BLOG DO ALEX MEDEIROS

31/10/2019
Os prazeres do vício

O álcool, em suas variadas fermentações, que nos dão o uísque, a cachaça, o vinho e a cerveja, entre outras bebidas, é a melhor das drogas. A afirmação é minha, obviamente em referência ao consumo racional que limita o efeito ao velho barato.

Bebemos por qualquer motivo, bons ou ruins, ou até mesmo como dizia Mário Quintana, que chamava de cretinice o hábito de muitos em beber apenas por puro desgosto.

O álcool, eu sei, mata. É verdade. Por dentro, na cirrose, e por fora, no trânsito. Mas, também salva, no sentido estrito do estímulo às atividades, e no sentido lato da própria medicina. A bebida é amiga das almas.

Alguém disse, num porre poético, que uísque é o cachorro engarrafado. O drink sagrado de cada dia é também o maior aliado dos apaixonados, um estímulo para inspirar poesias e cartas de amor.

Sou cervejeiro com quarenta e cinco anos de sonho, sangue e de América do Sul, apesar da primeira bicada ter sido com aguardente Caranguejo, aos 13 anos, no balcão de uma mercearia nas Quintas; a segunda foi num boteco em frente à Escola Estadual Winston Churchill, na avenida Rio Branco.
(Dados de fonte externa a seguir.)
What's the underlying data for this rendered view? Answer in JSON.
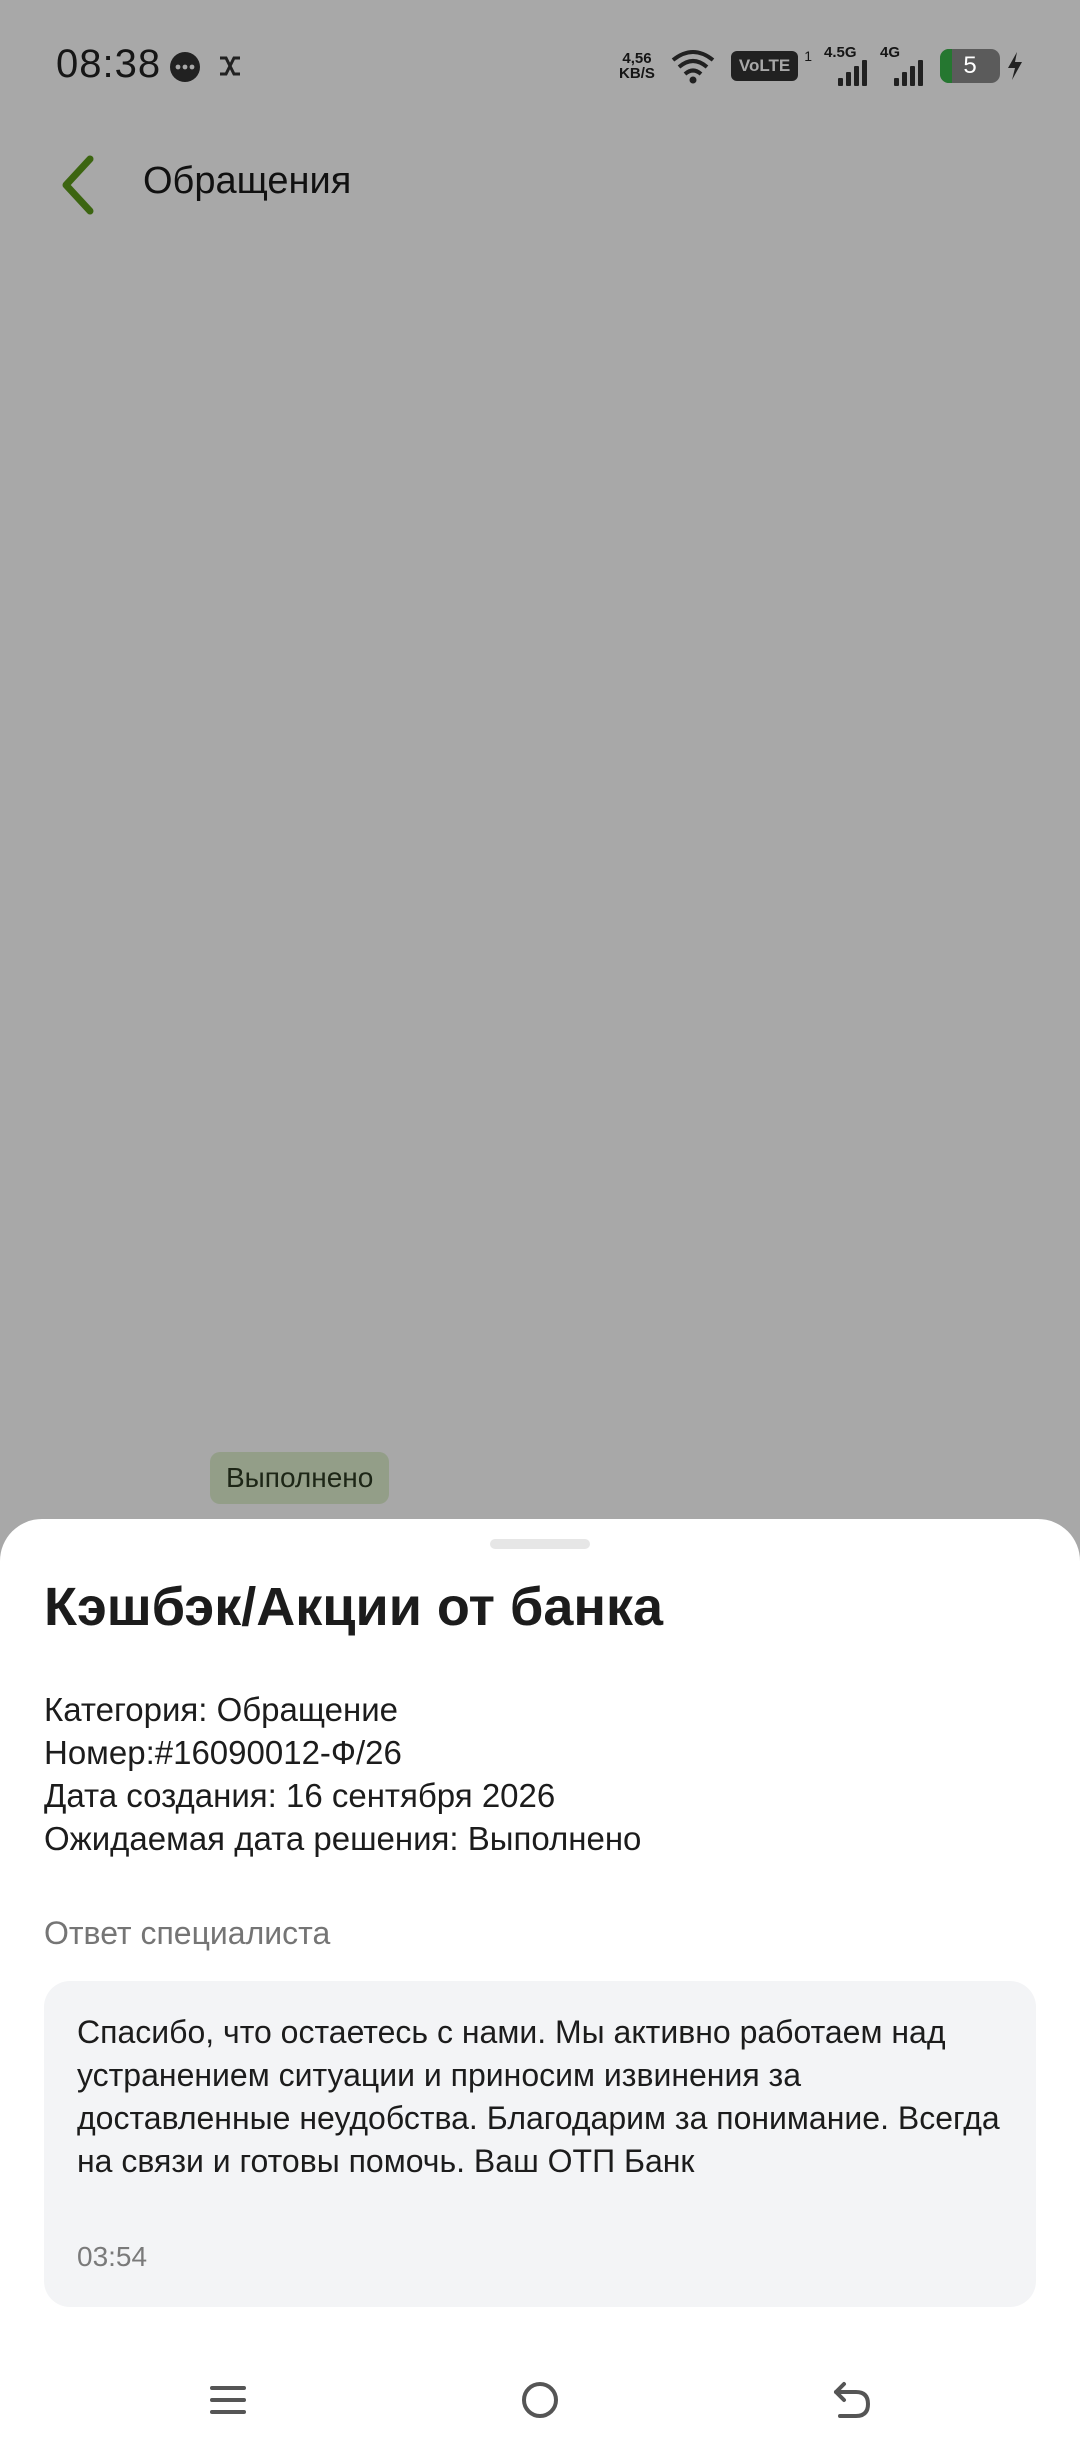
{
  "status_bar": {
    "time": "08:38",
    "net_speed_value": "4,56",
    "net_speed_unit": "KB/S",
    "volte": "VoLTE",
    "volte_sim": "1",
    "signal_1_label": "4.5G",
    "signal_2_label": "4G",
    "battery_level": "5",
    "battery_fraction": 0.05,
    "colors": {
      "battery_fill": "#39b54a"
    }
  },
  "header": {
    "title": "Обращения",
    "back_icon": "chevron-left-icon",
    "accent_color": "#5c9a1b"
  },
  "background_card": {
    "status_badge": "Выполнено"
  },
  "sheet": {
    "title": "Кэшбэк/Акции от банка",
    "category": "Категория: Обращение",
    "number": "Номер:#16090012-Ф/26",
    "created": "Дата создания: 16 сентября 2026",
    "expected": "Ожидаемая дата решения: Выполнено",
    "answer_label": "Ответ специалиста",
    "answer_text": "Спасибо, что остаетесь с нами. Мы активно работаем над устранением ситуации и приносим извинения за доставленные неудобства. Благодарим за понимание. Всегда на связи и готовы помочь. Ваш ОТП Банк",
    "answer_time": "03:54"
  },
  "nav_bar": {
    "icons": [
      "menu-icon",
      "home-icon",
      "back-icon"
    ]
  }
}
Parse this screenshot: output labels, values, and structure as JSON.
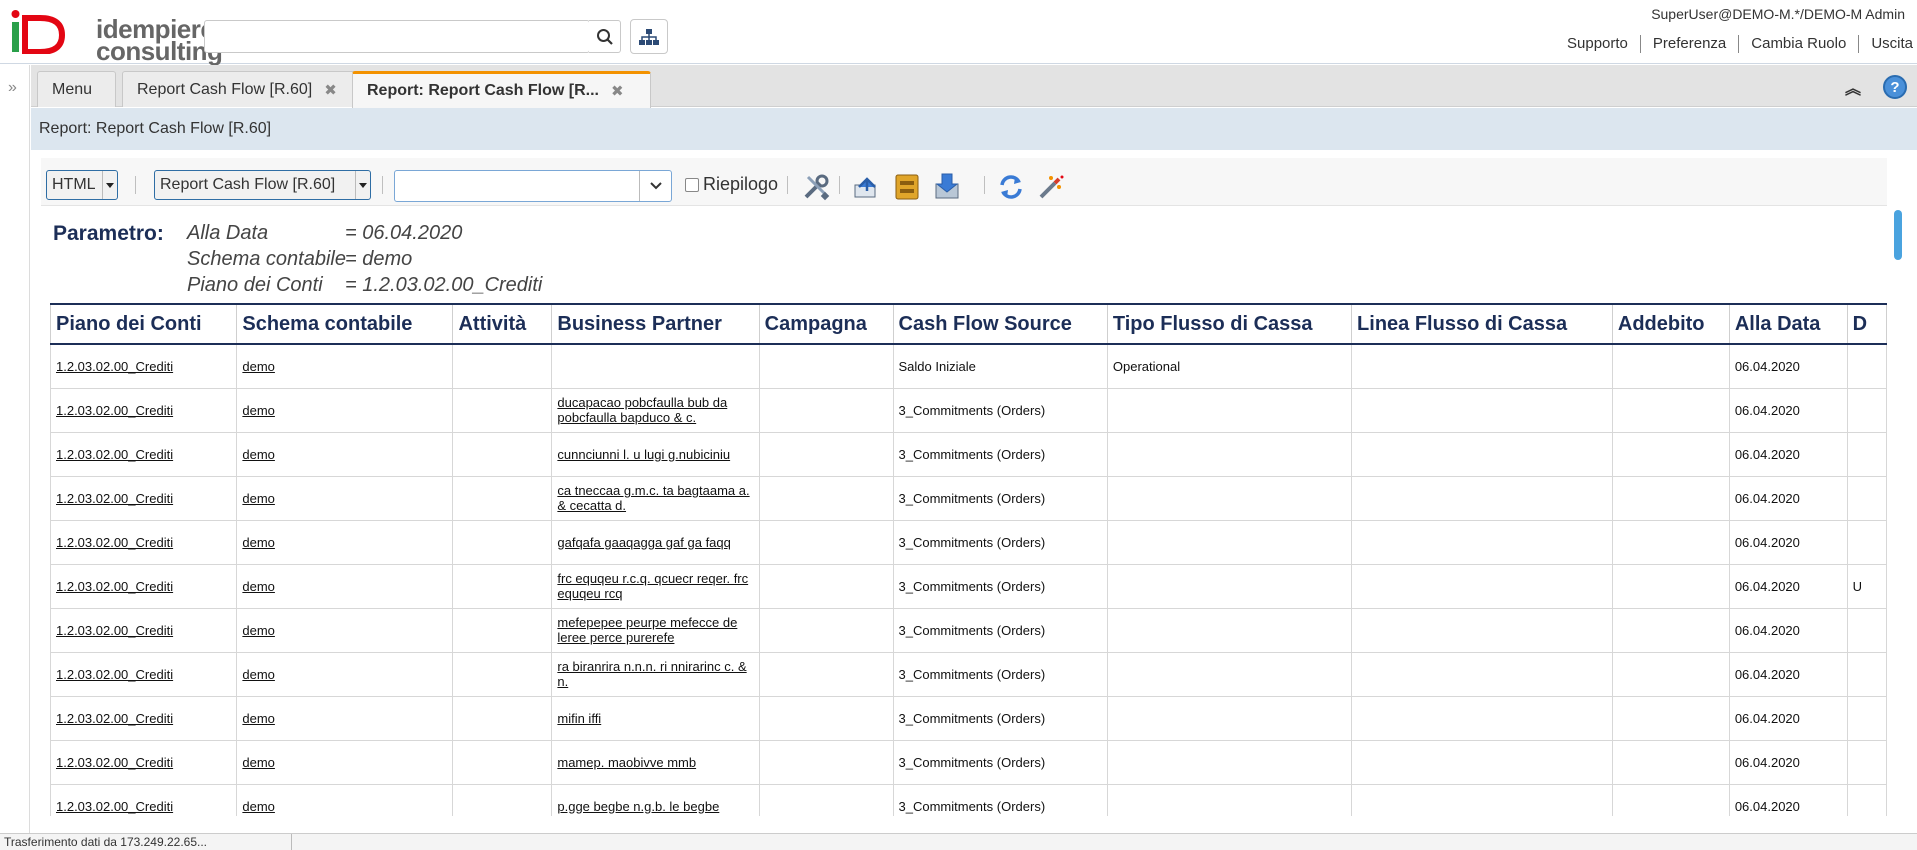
{
  "header": {
    "logo_text_1": "idempiere",
    "logo_text_2": "consulting",
    "search_value": "",
    "user": "SuperUser@DEMO-M.*/DEMO-M Admin",
    "links": [
      "Supporto",
      "Preferenza",
      "Cambia Ruolo",
      "Uscita"
    ]
  },
  "tabs": [
    {
      "label": "Menu",
      "closable": false,
      "active": false
    },
    {
      "label": "Report Cash Flow [R.60]",
      "closable": true,
      "active": false
    },
    {
      "label": "Report: Report Cash Flow [R...",
      "closable": true,
      "active": true
    }
  ],
  "title_strip": "Report: Report Cash Flow [R.60]",
  "toolbar": {
    "format": "HTML",
    "report": "Report Cash Flow [R.60]",
    "combo_value": "",
    "summary_label": "Riepilogo",
    "icons": [
      "customize-icon",
      "send-icon",
      "archive-icon",
      "export-icon",
      "refresh-icon",
      "wizard-icon"
    ]
  },
  "params": {
    "label": "Parametro:",
    "rows": [
      {
        "name": "Alla Data",
        "value": "= 06.04.2020"
      },
      {
        "name": "Schema contabile",
        "value": "= demo"
      },
      {
        "name": "Piano dei Conti",
        "value": "= 1.2.03.02.00_Crediti"
      }
    ]
  },
  "table": {
    "columns": [
      "Piano dei Conti",
      "Schema contabile",
      "Attività",
      "Business Partner",
      "Campagna",
      "Cash Flow Source",
      "Tipo Flusso di Cassa",
      "Linea Flusso di Cassa",
      "Addebito",
      "Alla Data",
      "D"
    ],
    "rows": [
      [
        "1.2.03.02.00_Crediti",
        "demo",
        "",
        "",
        "",
        "Saldo Iniziale",
        "Operational",
        "",
        "",
        "06.04.2020",
        ""
      ],
      [
        "1.2.03.02.00_Crediti",
        "demo",
        "",
        "ducapacao pobcfaulla bub da pobcfaulla bapduco & c.",
        "",
        "3_Commitments (Orders)",
        "",
        "",
        "",
        "06.04.2020",
        ""
      ],
      [
        "1.2.03.02.00_Crediti",
        "demo",
        "",
        "cunnciunni l. u lugi g.nubiciniu",
        "",
        "3_Commitments (Orders)",
        "",
        "",
        "",
        "06.04.2020",
        ""
      ],
      [
        "1.2.03.02.00_Crediti",
        "demo",
        "",
        "ca tneccaa g.m.c. ta bagtaama a. & cecatta d.",
        "",
        "3_Commitments (Orders)",
        "",
        "",
        "",
        "06.04.2020",
        ""
      ],
      [
        "1.2.03.02.00_Crediti",
        "demo",
        "",
        "gafqafa gaaqagga gaf ga faqq",
        "",
        "3_Commitments (Orders)",
        "",
        "",
        "",
        "06.04.2020",
        ""
      ],
      [
        "1.2.03.02.00_Crediti",
        "demo",
        "",
        "frc equqeu r.c.q. qcuecr reqer. frc equqeu rcq",
        "",
        "3_Commitments (Orders)",
        "",
        "",
        "",
        "06.04.2020",
        "U"
      ],
      [
        "1.2.03.02.00_Crediti",
        "demo",
        "",
        "mefepepee peurpe mefecce de leree perce purerefe",
        "",
        "3_Commitments (Orders)",
        "",
        "",
        "",
        "06.04.2020",
        ""
      ],
      [
        "1.2.03.02.00_Crediti",
        "demo",
        "",
        "ra biranrira n.n.n. ri nnirarinc c. & n.",
        "",
        "3_Commitments (Orders)",
        "",
        "",
        "",
        "06.04.2020",
        ""
      ],
      [
        "1.2.03.02.00_Crediti",
        "demo",
        "",
        "mifin iffi",
        "",
        "3_Commitments (Orders)",
        "",
        "",
        "",
        "06.04.2020",
        ""
      ],
      [
        "1.2.03.02.00_Crediti",
        "demo",
        "",
        "mamep. maobivve mmb",
        "",
        "3_Commitments (Orders)",
        "",
        "",
        "",
        "06.04.2020",
        ""
      ],
      [
        "1.2.03.02.00_Crediti",
        "demo",
        "",
        "p.gge begbe n.g.b. le begbe",
        "",
        "3_Commitments (Orders)",
        "",
        "",
        "",
        "06.04.2020",
        ""
      ]
    ]
  },
  "status": "Trasferimento dati da 173.249.22.65..."
}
Creio que os dois atos como ritos de passagem acabaram salvando minha puberdade e garantindo uma entrada saudável na adolescência. Os pileques de moleque amostrado foram providenciais para combater as tantas áscaris lumbricoides da vida insalubre.

Foi mais ou menos naquele tempo que aprendi a contar uma das tiradas criativas (ou seria apenas lenda urbana) do personagem Zé Areia (me acuda mestre Woden Madruga). Criticado por beber muito, apontou um caixãozinho azul de um bebê defunto e disparou: "só bebia leite, mas morreu".

Respeito mais quem assume os gostos e vícios do que quem esconde ou faz charminho de etiqueta careta. O escritor inglês Thomas Quincey, opiômano assumido, ilustrou bem a situação ao dizer que a maioria da humanidade adora se esconder na sobriedade.

A maior personalidade do século XX, Winston Churchill, botou a cara na guerra expondo o vício do charuto e do uísque, e resolvendo a parada contra o ditador Adolf Hitler, um quase abstêmio. "Já tirei mais do álcool do que o álcool tirou de mim", disse ele.

Contam que quando o cineasta John Huston convidou o ator Humphrey Bogart e a atriz Katharine Hepburn para protagonizarem "Uma Aventura na África", em 1951, o astro do clássico "Casablanca" ligou para a sua esposa, a grande atriz Lauren Bacall:

"O monstro quer que eu vá filmar em plena selva africana, com 40 graus, numa aldeia cheia de mosquitos e rodeada de animais selvagens. E eu, naturalmente, aceitei". Bogart dizia que o velho amigo Huston era o único cara que bebia uísque mais que ele.

Na biografia de Katharine Hepburn, do escritor A. Scott Berg (disponível em espanhol no formato PDF na Web), diz que as bebedeiras de Huston e Bogart acabaram vacinando seus organismos contra as doenças tropicais da África.

Durante as filmagens, contou Miss Kate, a grande maioria dos membros da equipe pegou malária, exceto a dupla de amigos, que no set-acampamento só escovavam os dentes pela manhã. À noite, enxaguavam a boca com goles e gargarejos do puro malte.

O vício é coisa terrível, quer seja de droga, de álcool ou de ideologia, como dizia Carl Jung, o pai da psicologia analítica. A embriaguez política é o pior de todos.